Honeypot and Blacklist v2

My first attempt at a brutal honeypot worked to a degree however it did cause some problems. I’m not sure totally how but Amazon Prime Video stopped working (Amazon servers port scanning me??) but I managed to block Amazon which wasn’t the most helpful thing at bedtime when my 4 kids are trying to watch Shaun the Sheep before bed. I’ve had to make some changes to it. The previously stated timeout has now been employed so sources that sniff about are now only timed out for 24 hours rather than permanently and I’ve also added in an extra rule for ICMP traffic as there were a couple of ICMP type packets getting through and the owners not getting blocked.

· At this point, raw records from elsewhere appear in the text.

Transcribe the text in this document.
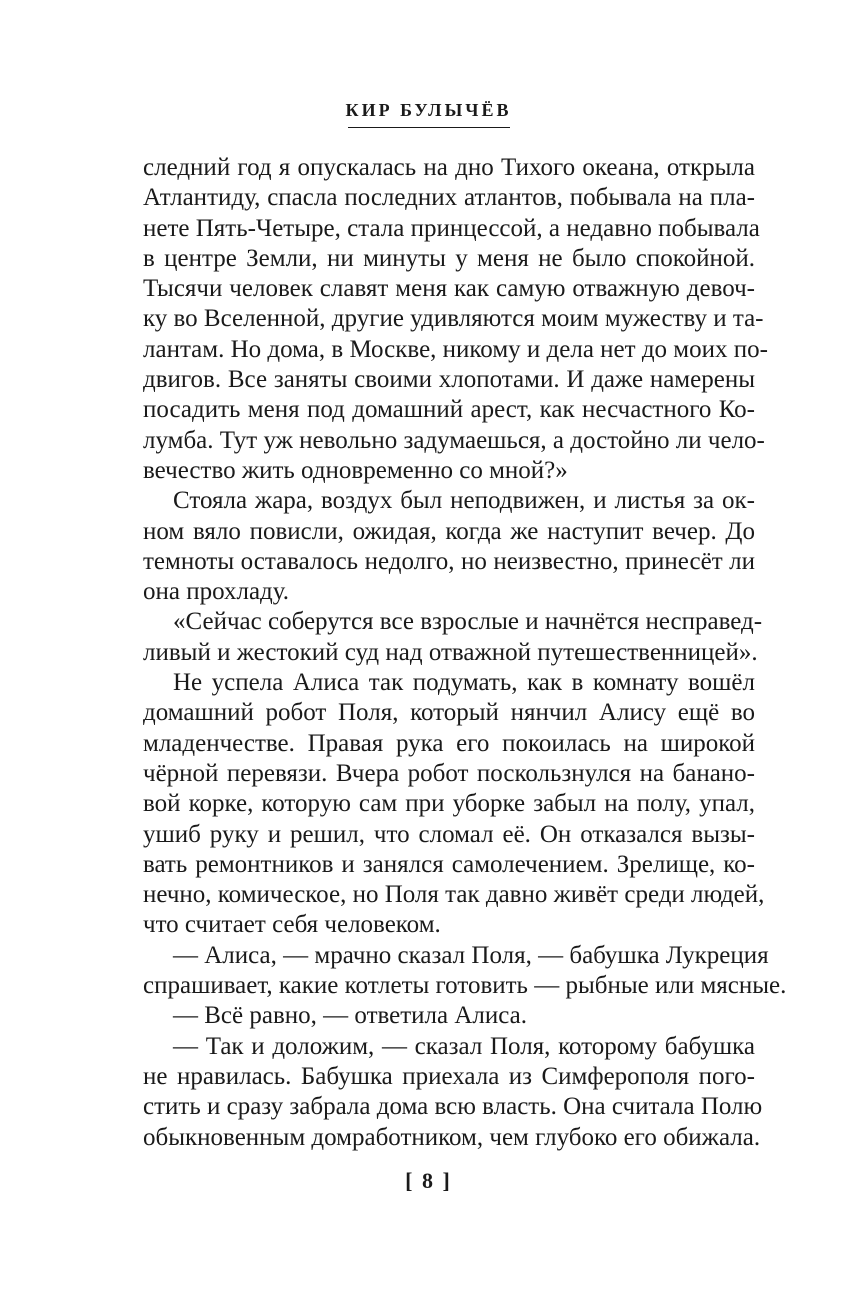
КИР БУЛЫЧЁВ
следний год я опускалась на дно Тихого океана, открыла
Атлантиду, спасла последних атлантов, побывала на пла-
нете Пять-Четыре, стала принцессой, а недавно побывала
в центре Земли, ни минуты у меня не было спокойной.
Тысячи человек славят меня как самую отважную девоч-
ку во Вселенной, другие удивляются моим мужеству и та-
лантам. Но дома, в Москве, никому и дела нет до моих по-
двигов. Все заняты своими хлопотами. И даже намерены
посадить меня под домашний арест, как несчастного Ко-
лумба. Тут уж невольно задумаешься, а достойно ли чело-
вечество жить одновременно со мной?»
Стояла жара, воздух был неподвижен, и листья за ок-
ном вяло повисли, ожидая, когда же наступит вечер. До
темноты оставалось недолго, но неизвестно, принесёт ли
она прохладу.
«Сейчас соберутся все взрослые и начнётся несправед-
ливый и жестокий суд над отважной путешественницей».
Не успела Алиса так подумать, как в комнату вошёл
домашний робот Поля, который нянчил Алису ещё во
младенчестве. Правая рука его покоилась на широкой
чёрной перевязи. Вчера робот поскользнулся на бананo-
вой корке, которую сам при уборке забыл на полу, упал,
ушиб руку и решил, что сломал её. Он отказался вызы-
вать ремонтников и занялся самолечением. Зрелище, ко-
нечно, комическое, но Поля так давно живёт среди людей,
что считает себя человеком.
— Алиса, — мрачно сказал Поля, — бабушка Лукреция
спрашивает, какие котлеты готовить — рыбные или мясные.
— Всё равно, — ответила Алиса.
— Так и доложим, — сказал Поля, которому бабушка
не нравилась. Бабушка приехала из Симферополя пого-
стить и сразу забрала дома всю власть. Она считала Полю
обыкновенным домработником, чем глубоко его обижала.
[ 8 ]
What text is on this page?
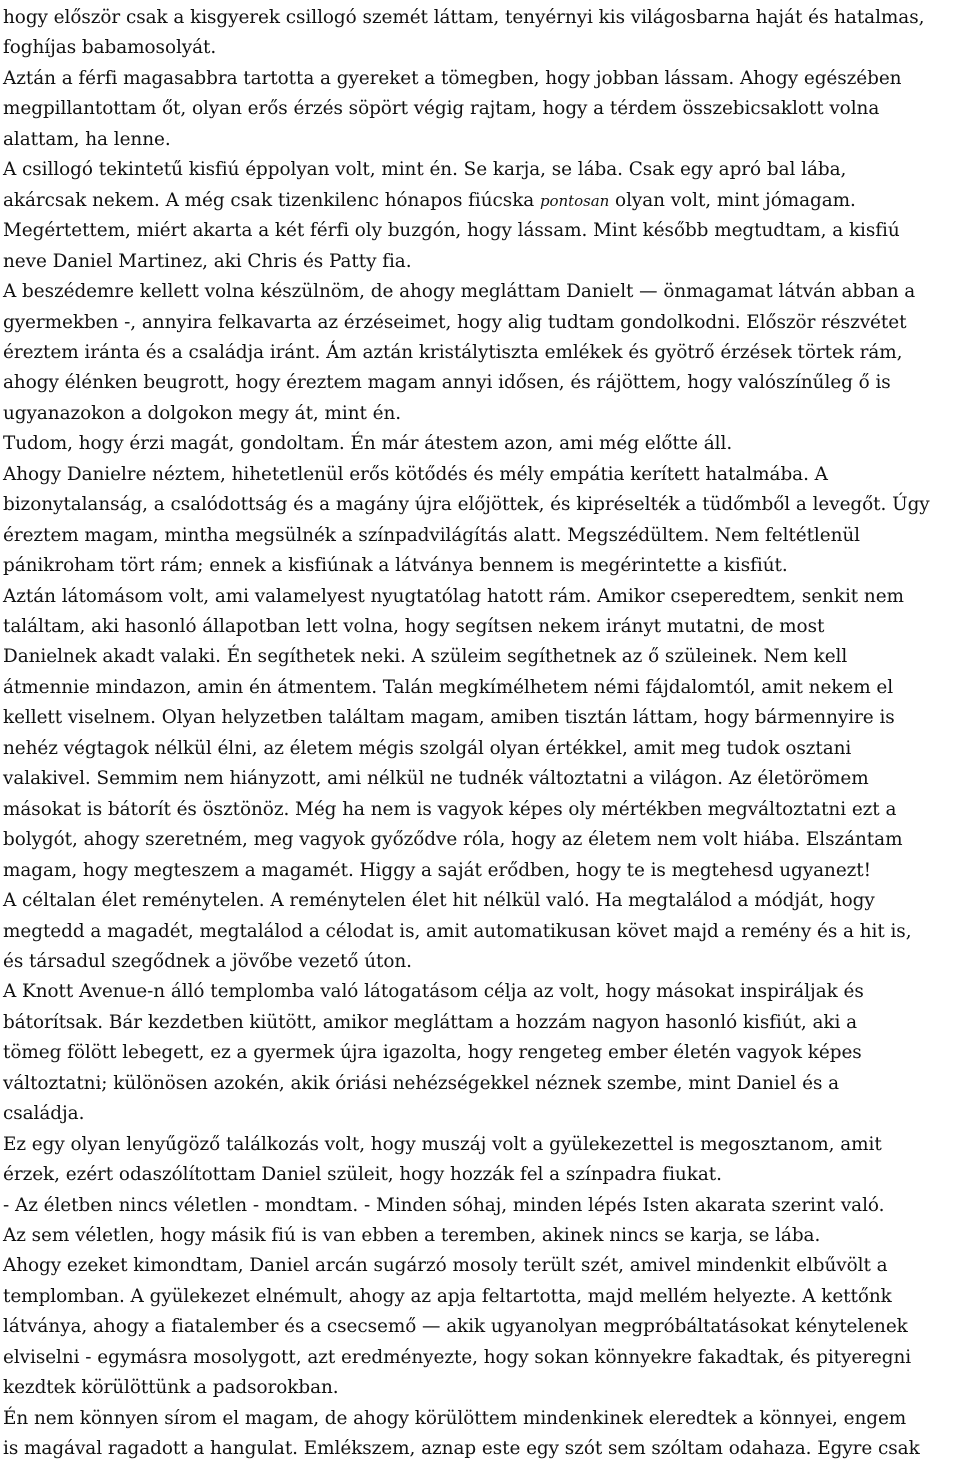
hogy először csak a kisgyerek csillogó szemét láttam, tenyérnyi kis világosbarna haját és hatalmas,
foghíjas babamosolyát.
Aztán a férfi magasabbra tartotta a gyereket a tömegben, hogy jobban lássam. Ahogy egészében
megpillantottam őt, olyan erős érzés söpört végig rajtam, hogy a térdem összebicsaklott volna
alattam, ha lenne.
A csillogó tekintetű kisfiú éppolyan volt, mint én. Se karja, se lába. Csak egy apró bal lába,
akárcsak nekem. A még csak tizenkilenc hónapos fiúcska pontosan olyan volt, mint jómagam.
Megértettem, miért akarta a két férfi oly buzgón, hogy lássam. Mint később megtudtam, a kisfiú
neve Daniel Martinez, aki Chris és Patty fia.
A beszédemre kellett volna készülnöm, de ahogy megláttam Danielt — önmagamat látván abban a
gyermekben -, annyira felkavarta az érzéseimet, hogy alig tudtam gondolkodni. Először részvétet
éreztem iránta és a családja iránt. Ám aztán kristálytiszta emlékek és gyötrő érzések törtek rám,
ahogy élénken beugrott, hogy éreztem magam annyi idősen, és rájöttem, hogy valószínűleg ő is
ugyanazokon a dolgokon megy át, mint én.
Tudom, hogy érzi magát, gondoltam. Én már átestem azon, ami még előtte áll.
Ahogy Danielre néztem, hihetetlenül erős kötődés és mély empátia kerített hatalmába. A
bizonytalanság, a csalódottság és a magány újra előjöttek, és kipréselték a tüdőmből a levegőt. Úgy
éreztem magam, mintha megsülnék a színpadvilágítás alatt. Megszédültem. Nem feltétlenül
pánikroham tört rám; ennek a kisfiúnak a látványa bennem is megérintette a kisfiút.
Aztán látomásom volt, ami valamelyest nyugtatólag hatott rám. Amikor cseperedtem, senkit nem
találtam, aki hasonló állapotban lett volna, hogy segítsen nekem irányt mutatni, de most
Danielnek akadt valaki. Én segíthetek neki. A szüleim segíthetnek az ő szüleinek. Nem kell
átmennie mindazon, amin én átmentem. Talán megkímélhetem némi fájdalomtól, amit nekem el
kellett viselnem. Olyan helyzetben találtam magam, amiben tisztán láttam, hogy bármennyire is
nehéz végtagok nélkül élni, az életem mégis szolgál olyan értékkel, amit meg tudok osztani
valakivel. Semmim nem hiányzott, ami nélkül ne tudnék változtatni a világon. Az életörömem
másokat is bátorít és ösztönöz. Még ha nem is vagyok képes oly mértékben megváltoztatni ezt a
bolygót, ahogy szeretném, meg vagyok győződve róla, hogy az életem nem volt hiába. Elszántam
magam, hogy megteszem a magamét. Higgy a saját erődben, hogy te is megtehesd ugyanezt!
A céltalan élet reménytelen. A reménytelen élet hit nélkül való. Ha megtalálod a módját, hogy
megtedd a magadét, megtalálod a célodat is, amit automatikusan követ majd a remény és a hit is,
és társadul szegődnek a jövőbe vezető úton.
A Knott Avenue-n álló templomba való látogatásom célja az volt, hogy másokat inspiráljak és
bátorítsak. Bár kezdetben kiütött, amikor megláttam a hozzám nagyon hasonló kisfiút, aki a
tömeg fölött lebegett, ez a gyermek újra igazolta, hogy rengeteg ember életén vagyok képes
változtatni; különösen azokén, akik óriási nehézségekkel néznek szembe, mint Daniel és a
családja.
Ez egy olyan lenyűgöző találkozás volt, hogy muszáj volt a gyülekezettel is megosztanom, amit
érzek, ezért odaszólítottam Daniel szüleit, hogy hozzák fel a színpadra fiukat.
- Az életben nincs véletlen - mondtam. - Minden sóhaj, minden lépés Isten akarata szerint való.
Az sem véletlen, hogy másik fiú is van ebben a teremben, akinek nincs se karja, se lába.
Ahogy ezeket kimondtam, Daniel arcán sugárzó mosoly terült szét, amivel mindenkit elbűvölt a
templomban. A gyülekezet elnémult, ahogy az apja feltartotta, majd mellém helyezte. A kettőnk
látványa, ahogy a fiatalember és a csecsemő — akik ugyanolyan megpróbáltatásokat kénytelenek
elviselni - egymásra mosolygott, azt eredményezte, hogy sokan könnyekre fakadtak, és pityeregni
kezdtek körülöttünk a padsorokban.
Én nem könnyen sírom el magam, de ahogy körülöttem mindenkinek eleredtek a könnyei, engem
is magával ragadott a hangulat. Emlékszem, aznap este egy szót sem szóltam odahaza. Egyre csak
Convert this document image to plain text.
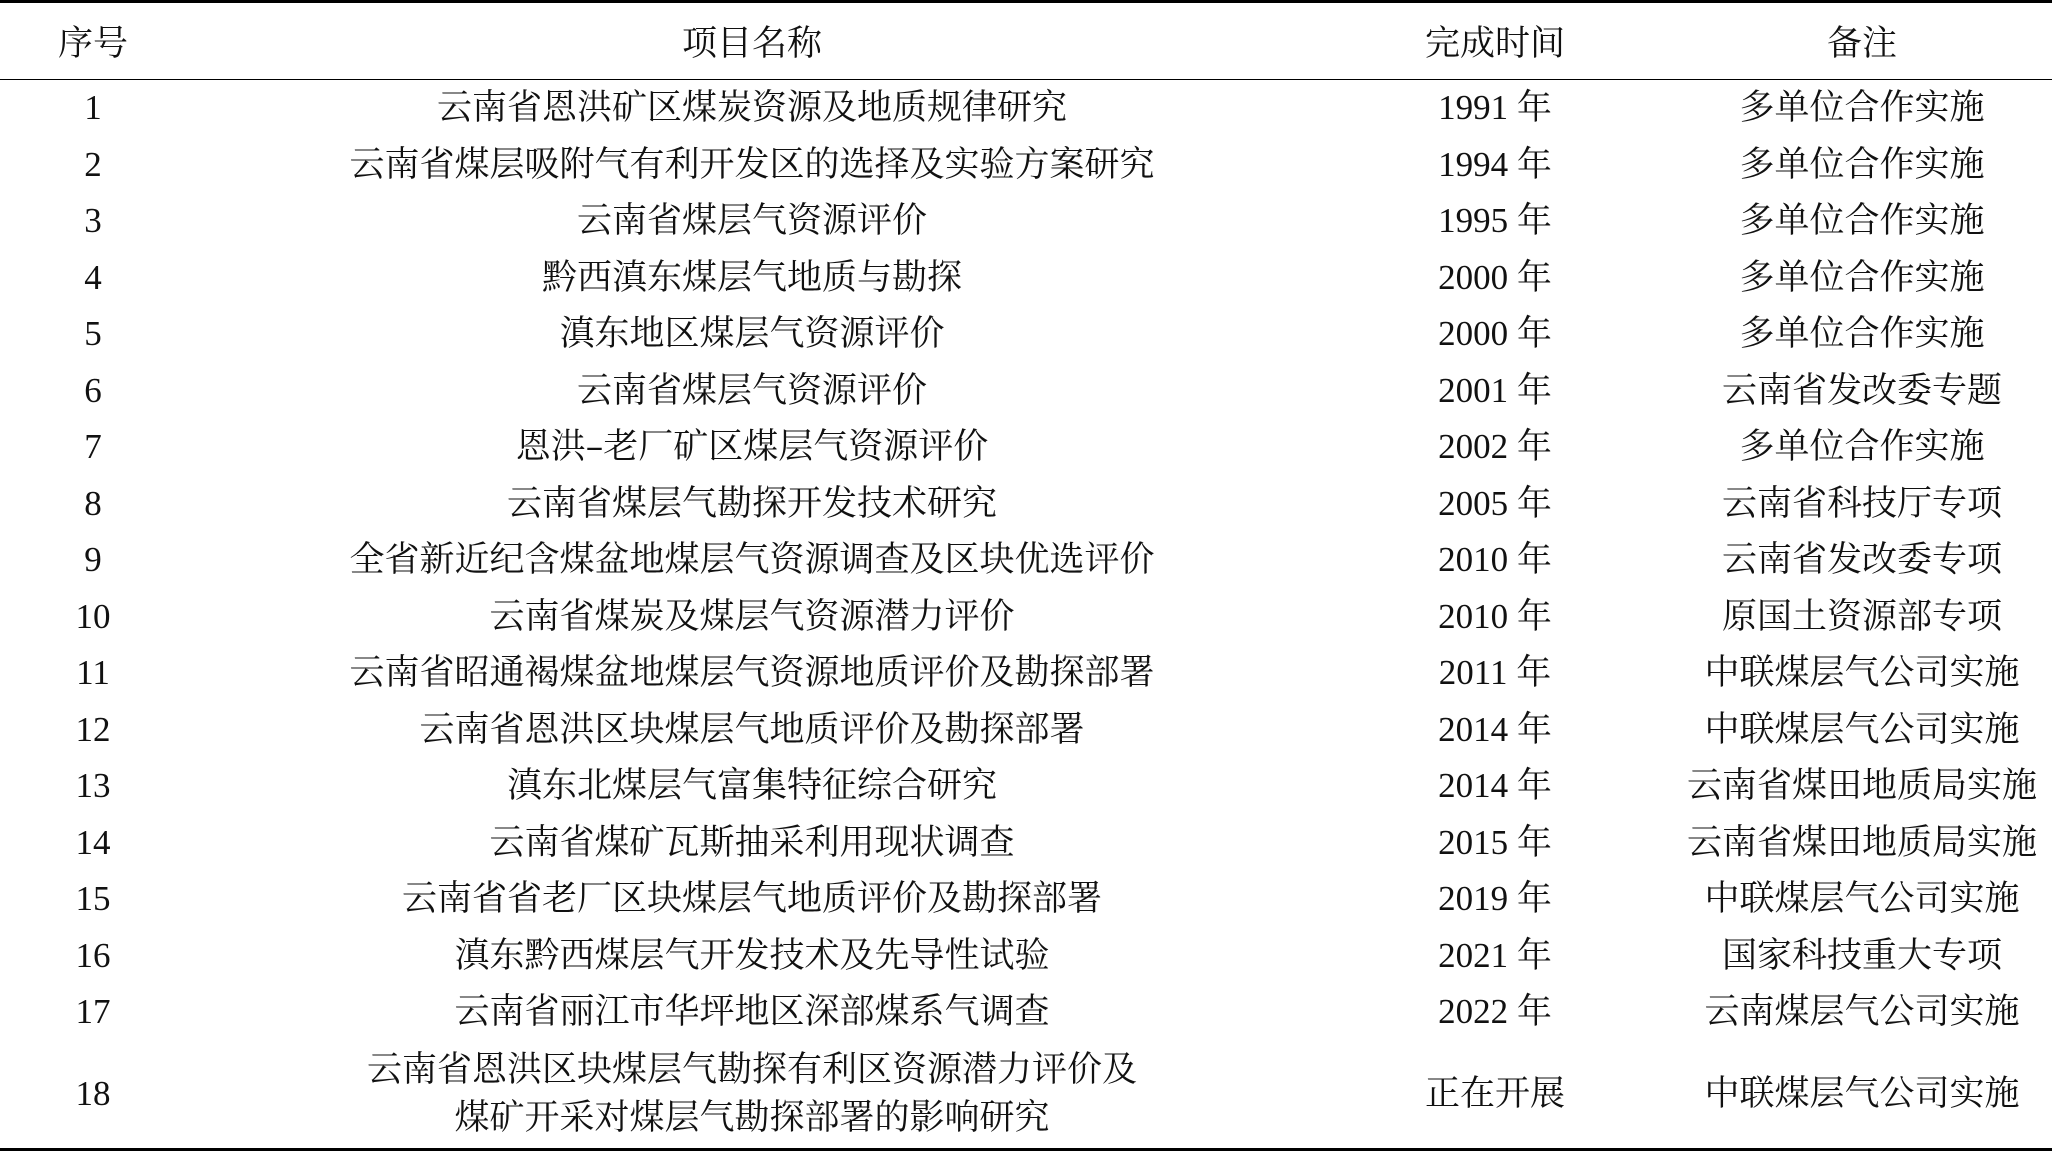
序号	项目名称	完成时间	备注
1	云南省恩洪矿区煤炭资源及地质规律研究	1991 年	多单位合作实施
2	云南省煤层吸附气有利开发区的选择及实验方案研究	1994 年	多单位合作实施
3	云南省煤层气资源评价	1995 年	多单位合作实施
4	黔西滇东煤层气地质与勘探	2000 年	多单位合作实施
5	滇东地区煤层气资源评价	2000 年	多单位合作实施
6	云南省煤层气资源评价	2001 年	云南省发改委专题
7	恩洪–老厂矿区煤层气资源评价	2002 年	多单位合作实施
8	云南省煤层气勘探开发技术研究	2005 年	云南省科技厅专项
9	全省新近纪含煤盆地煤层气资源调查及区块优选评价	2010 年	云南省发改委专项
10	云南省煤炭及煤层气资源潜力评价	2010 年	原国土资源部专项
11	云南省昭通褐煤盆地煤层气资源地质评价及勘探部署	2011 年	中联煤层气公司实施
12	云南省恩洪区块煤层气地质评价及勘探部署	2014 年	中联煤层气公司实施
13	滇东北煤层气富集特征综合研究	2014 年	云南省煤田地质局实施
14	云南省煤矿瓦斯抽采利用现状调查	2015 年	云南省煤田地质局实施
15	云南省省老厂区块煤层气地质评价及勘探部署	2019 年	中联煤层气公司实施
16	滇东黔西煤层气开发技术及先导性试验	2021 年	国家科技重大专项
17	云南省丽江市华坪地区深部煤系气调查	2022 年	云南煤层气公司实施
18	云南省恩洪区块煤层气勘探有利区资源潜力评价及
煤矿开采对煤层气勘探部署的影响研究	正在开展	中联煤层气公司实施
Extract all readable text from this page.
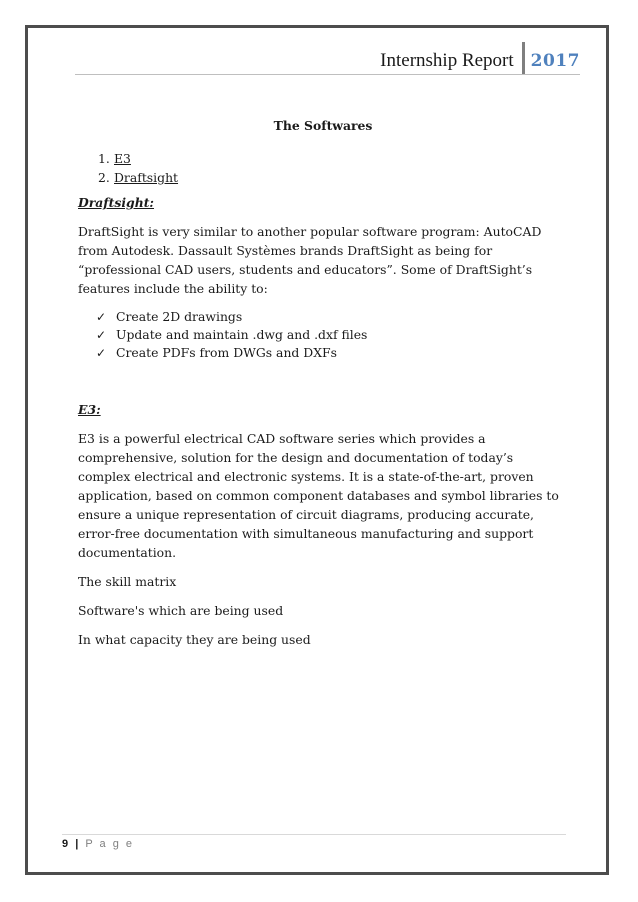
Internship Report	2017
The Softwares
1. E3
2. Draftsight
Draftsight:

DraftSight is very similar to another popular software program: AutoCAD from Autodesk. Dassault Systèmes brands DraftSight as being for “professional CAD users, students and educators”. Some of DraftSight’s features include the ability to:

✓ Create 2D drawings
✓ Update and maintain .dwg and .dxf files
✓ Create PDFs from DWGs and DXFs
E3:

E3 is a powerful electrical CAD software series which provides a comprehensive, solution for the design and documentation of today’s complex electrical and electronic systems. It is a state-of-the-art, proven application, based on common component databases and symbol libraries to ensure a unique representation of circuit diagrams, producing accurate, error-free documentation with simultaneous manufacturing and support documentation.

The skill matrix

Software's which are being used

In what capacity they are being used

9 | P a g e
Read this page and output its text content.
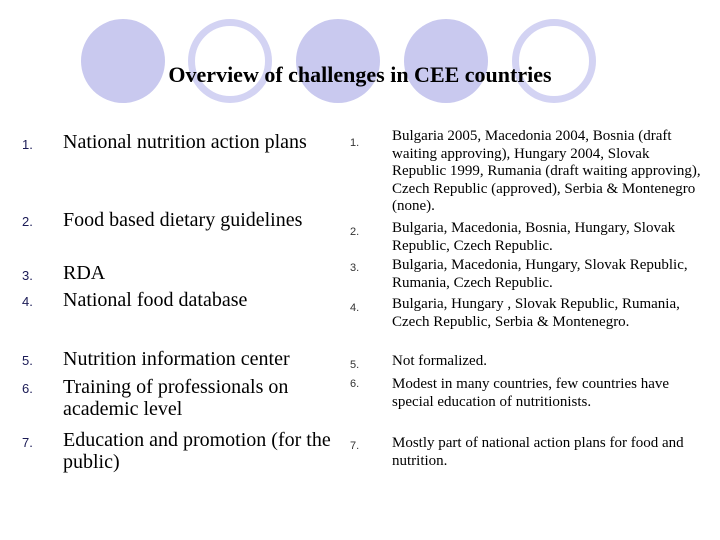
Overview of challenges in CEE countries
1. National nutrition action plans
2. Food based dietary guidelines
3. RDA
4. National food database
5. Nutrition information center
6. Training of professionals on academic level
7. Education and promotion (for the public)
1. Bulgaria 2005, Macedonia 2004, Bosnia (draft waiting approving), Hungary 2004, Slovak Republic 1999, Rumania (draft waiting approving), Czech Republic (approved), Serbia & Montenegro (none).
2. Bulgaria, Macedonia, Bosnia, Hungary, Slovak Republic, Czech Republic.
3. Bulgaria, Macedonia, Hungary, Slovak Republic, Rumania, Czech Republic.
4. Bulgaria, Hungary , Slovak Republic, Rumania, Czech Republic, Serbia & Montenegro.
5. Not formalized.
6. Modest in many countries, few countries have special education of nutritionists.
7. Mostly part of national action plans for food and nutrition.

So far Amazon is working and this combined with a geographic black list in addition to the Joshaven blacklist and I’m now getting towards the place I want to be.

/ip firewall filter
add action=drop chain=input comment="DROP Joshaven BL" src-address-list=blacklist
add action=add-src-to-address-list address-list=myblocklist address-list-timeout=1d chain=input comment="BL STRAY TCP" in-interface-list=WANs protocol=tcp src-address-list=!routeraccess
add action=add-src-to-address-list address-list=myblocklist address-list-timeout=1d chain=input comment="BL STRAY UDP" in-interface-list=WANs protocol=udp src-address-list=!routeraccess
add action=add-src-to-address-list address-list=myblocklist address-list-timeout=1d chain=input comment="BL STRAY ICMP" in-interface-list=WANs protocol=icmp src-address-list=!routeraccess
add action=drop chain=forward comment="DROP myblocklist outbound" dst-address-list=myblocklist

More to follow up and there will be a full firewall list to follow once I have something I feel is universal enough to distribute.